Perhaps my use of this function is not clear, please explain why?
----Follow-up supplement----
I test on windows, is it because of the win PHP multi-threaded different problems?
Also refer to other people's written PHP class
Http://blog.eiodesign.com/archives/86
Using this kind of library to do the collection again, the result is the same, more slowly
// 测试库采集require("libs/class_curl_multi.php");$mp = new MultiHttpRequest();//远程图片本地化$mp->set_urls($images);$images_result = $mp->start();foreach ((array)$images_result as $image_key => $image_value) { if (!empty($image_key)) { _flush("store image:".$image_key."

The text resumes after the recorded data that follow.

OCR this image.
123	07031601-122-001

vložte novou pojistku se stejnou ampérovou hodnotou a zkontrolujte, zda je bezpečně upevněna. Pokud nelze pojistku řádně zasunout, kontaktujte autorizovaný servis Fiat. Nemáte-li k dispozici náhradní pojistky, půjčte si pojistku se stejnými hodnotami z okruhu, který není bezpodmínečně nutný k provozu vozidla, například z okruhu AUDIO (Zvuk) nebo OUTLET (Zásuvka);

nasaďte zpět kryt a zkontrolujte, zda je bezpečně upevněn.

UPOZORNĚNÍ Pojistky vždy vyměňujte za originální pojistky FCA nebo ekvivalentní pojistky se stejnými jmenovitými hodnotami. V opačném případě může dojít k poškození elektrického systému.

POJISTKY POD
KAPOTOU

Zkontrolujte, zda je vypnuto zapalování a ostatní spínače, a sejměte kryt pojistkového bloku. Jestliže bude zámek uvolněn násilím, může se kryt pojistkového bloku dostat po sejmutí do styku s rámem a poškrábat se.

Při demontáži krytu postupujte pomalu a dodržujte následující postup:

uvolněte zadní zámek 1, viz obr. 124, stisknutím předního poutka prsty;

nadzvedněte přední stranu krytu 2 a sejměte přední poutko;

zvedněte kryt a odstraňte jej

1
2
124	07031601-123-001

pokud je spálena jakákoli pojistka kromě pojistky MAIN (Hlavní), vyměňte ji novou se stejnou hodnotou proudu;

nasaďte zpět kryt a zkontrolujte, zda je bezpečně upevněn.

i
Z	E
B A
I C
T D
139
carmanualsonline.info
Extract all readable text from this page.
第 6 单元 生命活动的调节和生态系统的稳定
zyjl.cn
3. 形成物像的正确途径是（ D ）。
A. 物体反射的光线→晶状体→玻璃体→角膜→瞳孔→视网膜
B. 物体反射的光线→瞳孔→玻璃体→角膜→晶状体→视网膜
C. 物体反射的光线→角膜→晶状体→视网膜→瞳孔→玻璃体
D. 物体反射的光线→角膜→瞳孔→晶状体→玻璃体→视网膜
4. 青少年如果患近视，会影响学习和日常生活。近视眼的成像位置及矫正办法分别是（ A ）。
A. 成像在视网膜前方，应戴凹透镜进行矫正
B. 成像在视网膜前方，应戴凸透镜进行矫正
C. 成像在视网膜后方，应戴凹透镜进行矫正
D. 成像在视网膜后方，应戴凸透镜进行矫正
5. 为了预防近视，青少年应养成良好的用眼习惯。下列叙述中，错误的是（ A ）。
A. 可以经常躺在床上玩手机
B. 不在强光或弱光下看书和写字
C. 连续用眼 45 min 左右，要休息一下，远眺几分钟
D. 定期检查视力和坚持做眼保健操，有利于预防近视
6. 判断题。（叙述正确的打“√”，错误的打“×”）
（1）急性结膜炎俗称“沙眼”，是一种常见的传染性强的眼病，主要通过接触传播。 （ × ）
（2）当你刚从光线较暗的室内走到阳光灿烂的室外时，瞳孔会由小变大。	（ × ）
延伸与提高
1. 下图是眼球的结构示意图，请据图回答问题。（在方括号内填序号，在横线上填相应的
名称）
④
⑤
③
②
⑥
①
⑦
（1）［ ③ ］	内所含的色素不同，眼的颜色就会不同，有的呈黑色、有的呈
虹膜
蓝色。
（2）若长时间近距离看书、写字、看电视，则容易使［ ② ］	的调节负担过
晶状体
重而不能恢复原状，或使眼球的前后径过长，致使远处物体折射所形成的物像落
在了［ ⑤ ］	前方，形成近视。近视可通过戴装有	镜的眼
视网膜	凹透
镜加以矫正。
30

"); file_put_contents('pics/'.$image_key.'.jpg',$image_value); }}
spents 4.05 seconds
Is it because I have a problem with the multi-threaded understanding of this PHP, or is this the difference caused by other reasons? Seemingly multi-threaded does not improve the acquisition efficiency. Instead, it affected.